Tearing in Adults

The lacrimal gland and other small glands located inside the eyelid and on the white part of the eye constantly produce tears to keep the eye moist, lubricated and healthy.


How do tears drain from the eye?


Tears are produced by glands around the eye and are washed across the eye toward the nose. They drain from the eye through two small openings called the upper and lower puncta, which are located at the inside corner of the upper and lower eyelids near the nose. The tears then move through a passage called the canaliculus and into the lacrimal sac. From the sac, the tears then drop down the tear duct, called the nasolacrimal duct, and drain into the back of the nose and throat. That is why your nose runs when you cry.  See this short video on The Tear Drainage System.


Excessive tearing may occur from the following:


The eye’s tear drainage system

  • injury, birth defects, infection or other blockage of the lacrimal (tear) drainage system;


  • eyelid or eyelash disorders;


  • infection in the eye;


  • wind, smoke, fumes or other environmental irritants;


  • glaucoma;


  • certain medications;


  • allergic reaction;


  • eyestrain;


  • dry eyes;


  • foreign material in the eye;


  • scratch on the eye.


How is the cause of excessive tearing determined?

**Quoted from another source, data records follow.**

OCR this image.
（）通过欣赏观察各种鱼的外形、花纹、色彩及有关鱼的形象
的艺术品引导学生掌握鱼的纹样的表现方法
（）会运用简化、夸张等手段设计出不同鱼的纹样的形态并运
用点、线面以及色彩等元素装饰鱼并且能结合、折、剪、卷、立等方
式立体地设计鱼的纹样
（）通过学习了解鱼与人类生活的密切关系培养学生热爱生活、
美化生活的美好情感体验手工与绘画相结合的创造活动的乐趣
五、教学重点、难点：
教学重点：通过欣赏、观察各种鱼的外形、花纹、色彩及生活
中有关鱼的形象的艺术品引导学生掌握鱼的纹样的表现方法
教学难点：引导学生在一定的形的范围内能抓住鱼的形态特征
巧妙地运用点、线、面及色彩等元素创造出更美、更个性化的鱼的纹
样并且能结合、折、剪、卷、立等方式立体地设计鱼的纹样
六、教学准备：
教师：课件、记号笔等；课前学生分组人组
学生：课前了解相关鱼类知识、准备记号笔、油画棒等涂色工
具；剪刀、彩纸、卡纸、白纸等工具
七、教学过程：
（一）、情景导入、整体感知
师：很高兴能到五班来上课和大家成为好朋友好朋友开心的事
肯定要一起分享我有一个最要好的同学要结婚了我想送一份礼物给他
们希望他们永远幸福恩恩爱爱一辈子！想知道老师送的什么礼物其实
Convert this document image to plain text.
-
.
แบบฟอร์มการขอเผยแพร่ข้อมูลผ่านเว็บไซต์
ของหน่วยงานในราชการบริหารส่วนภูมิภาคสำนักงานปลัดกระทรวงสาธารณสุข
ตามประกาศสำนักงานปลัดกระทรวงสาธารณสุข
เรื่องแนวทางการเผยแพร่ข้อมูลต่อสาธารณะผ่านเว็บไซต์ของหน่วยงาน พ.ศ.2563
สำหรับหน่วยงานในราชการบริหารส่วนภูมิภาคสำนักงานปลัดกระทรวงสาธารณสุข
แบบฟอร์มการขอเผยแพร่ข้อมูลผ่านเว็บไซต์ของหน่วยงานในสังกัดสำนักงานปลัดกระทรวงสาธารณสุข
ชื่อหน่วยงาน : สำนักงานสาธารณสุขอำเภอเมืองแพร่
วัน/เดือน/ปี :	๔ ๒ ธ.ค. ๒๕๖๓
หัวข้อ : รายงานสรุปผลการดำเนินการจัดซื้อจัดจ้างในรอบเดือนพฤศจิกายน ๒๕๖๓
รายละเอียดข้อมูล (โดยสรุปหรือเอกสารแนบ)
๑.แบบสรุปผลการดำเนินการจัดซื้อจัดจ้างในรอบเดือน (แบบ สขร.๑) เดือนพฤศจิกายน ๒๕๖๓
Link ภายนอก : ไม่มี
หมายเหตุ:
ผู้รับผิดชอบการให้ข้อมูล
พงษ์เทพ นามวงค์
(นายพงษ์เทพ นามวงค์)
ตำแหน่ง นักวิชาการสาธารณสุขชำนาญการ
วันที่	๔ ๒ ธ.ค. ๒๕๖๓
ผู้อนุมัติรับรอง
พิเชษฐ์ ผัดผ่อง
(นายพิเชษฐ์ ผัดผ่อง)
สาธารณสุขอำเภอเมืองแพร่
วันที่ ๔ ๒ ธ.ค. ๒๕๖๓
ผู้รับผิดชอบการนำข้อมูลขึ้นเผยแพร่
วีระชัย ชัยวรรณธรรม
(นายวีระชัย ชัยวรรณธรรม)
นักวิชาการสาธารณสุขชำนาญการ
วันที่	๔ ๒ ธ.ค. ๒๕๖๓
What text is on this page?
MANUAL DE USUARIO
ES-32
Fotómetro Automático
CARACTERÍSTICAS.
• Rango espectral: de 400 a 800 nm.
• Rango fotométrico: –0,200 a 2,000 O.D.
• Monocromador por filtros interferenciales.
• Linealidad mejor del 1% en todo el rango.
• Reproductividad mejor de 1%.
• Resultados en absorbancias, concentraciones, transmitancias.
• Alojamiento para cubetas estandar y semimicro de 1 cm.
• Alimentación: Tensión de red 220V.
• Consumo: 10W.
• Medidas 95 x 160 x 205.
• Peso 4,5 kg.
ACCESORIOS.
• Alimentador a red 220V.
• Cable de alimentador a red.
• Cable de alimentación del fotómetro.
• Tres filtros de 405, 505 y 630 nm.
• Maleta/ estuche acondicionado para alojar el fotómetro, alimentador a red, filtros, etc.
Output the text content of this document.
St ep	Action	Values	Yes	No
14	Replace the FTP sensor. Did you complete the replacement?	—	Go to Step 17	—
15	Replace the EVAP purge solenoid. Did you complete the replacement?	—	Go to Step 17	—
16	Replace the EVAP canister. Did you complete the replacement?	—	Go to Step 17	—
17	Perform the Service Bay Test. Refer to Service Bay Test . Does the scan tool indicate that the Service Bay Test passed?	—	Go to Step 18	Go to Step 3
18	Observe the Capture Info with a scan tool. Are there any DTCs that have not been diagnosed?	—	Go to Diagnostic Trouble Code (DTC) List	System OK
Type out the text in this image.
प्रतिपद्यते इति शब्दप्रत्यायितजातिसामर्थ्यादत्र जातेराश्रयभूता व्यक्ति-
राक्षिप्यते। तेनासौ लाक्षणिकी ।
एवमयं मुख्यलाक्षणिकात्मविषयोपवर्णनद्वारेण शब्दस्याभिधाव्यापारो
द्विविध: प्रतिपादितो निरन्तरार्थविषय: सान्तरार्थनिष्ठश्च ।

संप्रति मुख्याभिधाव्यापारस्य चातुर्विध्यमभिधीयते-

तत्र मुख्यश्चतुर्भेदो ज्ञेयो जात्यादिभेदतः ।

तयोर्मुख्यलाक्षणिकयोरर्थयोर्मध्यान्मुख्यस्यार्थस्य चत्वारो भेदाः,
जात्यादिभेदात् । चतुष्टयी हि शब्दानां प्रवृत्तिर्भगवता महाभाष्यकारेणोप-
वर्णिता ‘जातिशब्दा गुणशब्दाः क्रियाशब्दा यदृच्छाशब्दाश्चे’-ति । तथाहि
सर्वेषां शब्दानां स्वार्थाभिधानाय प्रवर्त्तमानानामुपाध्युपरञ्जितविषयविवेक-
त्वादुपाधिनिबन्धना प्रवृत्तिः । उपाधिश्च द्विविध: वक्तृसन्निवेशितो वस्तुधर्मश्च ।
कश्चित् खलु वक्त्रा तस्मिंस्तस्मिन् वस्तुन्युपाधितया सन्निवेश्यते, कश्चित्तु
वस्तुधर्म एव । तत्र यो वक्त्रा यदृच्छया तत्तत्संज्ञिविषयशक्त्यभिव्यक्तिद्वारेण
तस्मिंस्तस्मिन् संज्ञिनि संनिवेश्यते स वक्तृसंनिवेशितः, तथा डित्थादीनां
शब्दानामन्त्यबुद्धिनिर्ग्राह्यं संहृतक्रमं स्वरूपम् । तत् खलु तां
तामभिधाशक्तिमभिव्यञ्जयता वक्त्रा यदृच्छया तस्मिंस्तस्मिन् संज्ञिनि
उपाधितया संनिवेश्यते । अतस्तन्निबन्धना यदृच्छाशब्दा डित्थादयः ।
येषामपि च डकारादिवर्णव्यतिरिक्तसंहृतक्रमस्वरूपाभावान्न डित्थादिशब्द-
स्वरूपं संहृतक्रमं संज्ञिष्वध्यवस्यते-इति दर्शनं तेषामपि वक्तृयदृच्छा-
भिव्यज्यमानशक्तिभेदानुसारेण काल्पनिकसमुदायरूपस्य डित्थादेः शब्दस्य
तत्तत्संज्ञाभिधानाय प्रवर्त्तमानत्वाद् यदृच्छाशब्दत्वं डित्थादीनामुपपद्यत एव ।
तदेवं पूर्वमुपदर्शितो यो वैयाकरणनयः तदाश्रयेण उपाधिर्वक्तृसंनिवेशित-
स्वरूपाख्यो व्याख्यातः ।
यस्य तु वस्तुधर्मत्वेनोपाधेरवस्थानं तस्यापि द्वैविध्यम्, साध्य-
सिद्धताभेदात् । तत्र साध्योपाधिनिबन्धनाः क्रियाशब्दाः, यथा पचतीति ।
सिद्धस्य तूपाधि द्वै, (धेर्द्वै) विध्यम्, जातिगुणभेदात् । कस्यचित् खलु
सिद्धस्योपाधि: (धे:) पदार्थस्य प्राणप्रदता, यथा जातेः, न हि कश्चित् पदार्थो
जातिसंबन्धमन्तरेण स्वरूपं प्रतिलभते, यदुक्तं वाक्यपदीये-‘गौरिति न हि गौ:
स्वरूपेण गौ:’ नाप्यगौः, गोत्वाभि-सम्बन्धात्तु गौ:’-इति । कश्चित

A thorough eye examination by an ophthalmologist (Eye M.D.) is necessary to determine the cause of excessive tearing. Your ophthalmologist may also:


  • irrigate your tear drainage system with fluid to make sure the pathway is open;


  • measure tear production;


  • measure eye pressure;


  • illuminate the tear drain with a fluorescent dye test;


  • perform computerized tomography (CT) scanning.


How is excessive tearing treated?


Once your ophthalmologist determines the cause, treatment may include one or more of the following:


  • surgical opening of the blocked drainage system;


  • surgery to repair an injured drainage system;


  • removal of an inturned eyelash or foreign body in the eye;


  • adding a new opening from the lacrimal sac into the nose, a procedure known as dacryocystorhinostomy (DCR);


  • use of lubricating eye drops or ointment;


  • insertion of an artificial tear duct implant, (see short video on Punctal Occlusion).


Your ophthalmologist will discuss the most appropriate form of treatment with you.